This is part of a series of articles on games in Budapest – a link will be added here when the summary article is published at the end.
On our last visit to Budapest we’d played five rooms at Locked.hu, a well known venue in the city. It was clear from the games that they’d gone through a huge learning curve – their oldest experiences disappointed us, but their newer rooms were impressive, particularly from a decoration point of view. AROOM is a premium offering from the same company, promising cutting-edge games.
Inside the venue, it looked like a fairly standard company, at least until it came to locking away our belongings, where they have personal “safe-lockers” for each player, complete with your own choice of code. To be honest, that’s a somewhat pointless feature, but it does highlight that they’re aiming at the high end of the market. Note that we only played one of their games (we didn’t know how good they’d be and we had limited time), but they also have The Heist and the House of Escobar at the same venue.
Metro (4.5 stars)
Metro isn’t a huge game, but it’s big enough, and they’ve packed plenty inside the space – more than sufficient to give a sense of journey to the experience. It’s well presented, with a crisp feeling – bold colours, clean edges and a general sensation of being in a shiny new escape room, something that many brand new games fail to manage. Even better, it’s a pretty room with plenty of interesting detail and, in several cases, they’ve embedded the puzzles within those features rather than just layering them on top. Right from the moment we walked in through the door, it was obvious that they’d raised the bar compared to the games I’d played at Locked.hu.
It’s a relatively linear game but not one where I felt like we had to play in each other’s pockets. As soon as you’re in the room, there’s plenty to investigate and discover, and they’ve achieved a reasonable balance between hinting at what you should do next and making it blindingly obvious. On one or two occasions, signposting was lacking, and we found ourselves wandering somewhat aimlessly round what was – admittedly – a pretty enjoyable place to explore.
On top of that sense of exploration, they’ve added in some theatre, which ramps up the tension at a point where I thought we were pretty much done. It’s an interesting technique which worked well by catching me off guard. Game elements are most impressive when least expected.

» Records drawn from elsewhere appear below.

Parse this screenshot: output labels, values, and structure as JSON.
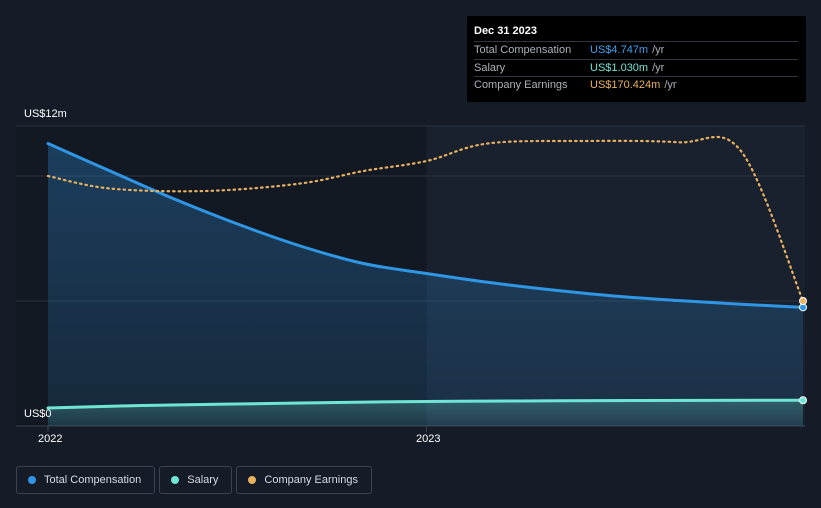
{
  "tooltip": {
    "date": "Dec 31 2023",
    "rows": [
      {
        "label": "Total Compensation",
        "value": "US$4.747m",
        "unit": "/yr",
        "color": "#3ea0ee"
      },
      {
        "label": "Salary",
        "value": "US$1.030m",
        "unit": "/yr",
        "color": "#6fe5d5"
      },
      {
        "label": "Company Earnings",
        "value": "US$170.424m",
        "unit": "/yr",
        "color": "#e9b15e"
      }
    ]
  },
  "axis": {
    "y_top": "US$12m",
    "y_bottom": "US$0",
    "x_ticks": [
      "2022",
      "2023"
    ]
  },
  "legend": {
    "items": [
      {
        "label": "Total Compensation",
        "color": "#2f96e6"
      },
      {
        "label": "Salary",
        "color": "#6fe5d5"
      },
      {
        "label": "Company Earnings",
        "color": "#e9b15e"
      }
    ]
  },
  "chart_data": {
    "type": "line",
    "ylim": [
      0,
      12
    ],
    "xlim": [
      "2021-12-31",
      "2023-12-31"
    ],
    "y_unit": "US$m",
    "shaded_from": "2023-01-01",
    "series": [
      {
        "name": "Total Compensation",
        "color": "#2f96e6",
        "filled": true,
        "points": [
          [
            "2021-12-31",
            11.3
          ],
          [
            "2022-03-01",
            10.2
          ],
          [
            "2022-05-01",
            9.1
          ],
          [
            "2022-07-01",
            8.1
          ],
          [
            "2022-09-01",
            7.2
          ],
          [
            "2022-11-01",
            6.5
          ],
          [
            "2023-01-01",
            6.1
          ],
          [
            "2023-03-01",
            5.75
          ],
          [
            "2023-05-01",
            5.45
          ],
          [
            "2023-07-01",
            5.2
          ],
          [
            "2023-09-01",
            5.02
          ],
          [
            "2023-11-01",
            4.87
          ],
          [
            "2023-12-31",
            4.747
          ]
        ]
      },
      {
        "name": "Salary",
        "color": "#6fe5d5",
        "filled": true,
        "points": [
          [
            "2021-12-31",
            0.72
          ],
          [
            "2022-04-01",
            0.82
          ],
          [
            "2022-08-01",
            0.9
          ],
          [
            "2022-12-01",
            0.97
          ],
          [
            "2023-04-01",
            1.0
          ],
          [
            "2023-08-01",
            1.02
          ],
          [
            "2023-12-31",
            1.03
          ]
        ]
      },
      {
        "name": "Company Earnings",
        "color": "#e9b15e",
        "dashed": true,
        "scaled_to_axis_max": 12,
        "points": [
          [
            "2021-12-31",
            10.0
          ],
          [
            "2022-03-01",
            9.5
          ],
          [
            "2022-06-01",
            9.4
          ],
          [
            "2022-09-01",
            9.7
          ],
          [
            "2022-11-01",
            10.2
          ],
          [
            "2023-01-01",
            10.6
          ],
          [
            "2023-03-01",
            11.3
          ],
          [
            "2023-06-01",
            11.4
          ],
          [
            "2023-09-01",
            11.35
          ],
          [
            "2023-11-01",
            11.0
          ],
          [
            "2023-12-31",
            5.0
          ]
        ]
      }
    ]
  }
}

As you progress towards the end of the experience, there’s a fun and frantic finish involving multiple members of the team in a simple but effective challenge. It’s probably particularly tense if you’re short on time but, even with the 25 minutes we had left, it raised adrenaline levels. That’s always a good way to reach the end sequence, although it was somewhat offset by an abrupt ending that left us not entirely certain we were finished. That was particularly noticeable here because the reception is a short distance away from the actual game, so there’s a big gap between finishing and getting congratulated by the GM.
We went as a three, and that worked perfectly. Enthusiasts probably won’t want to shift to a larger team because of the relatively linear feel to the experience, but you could certainly head along as a pair.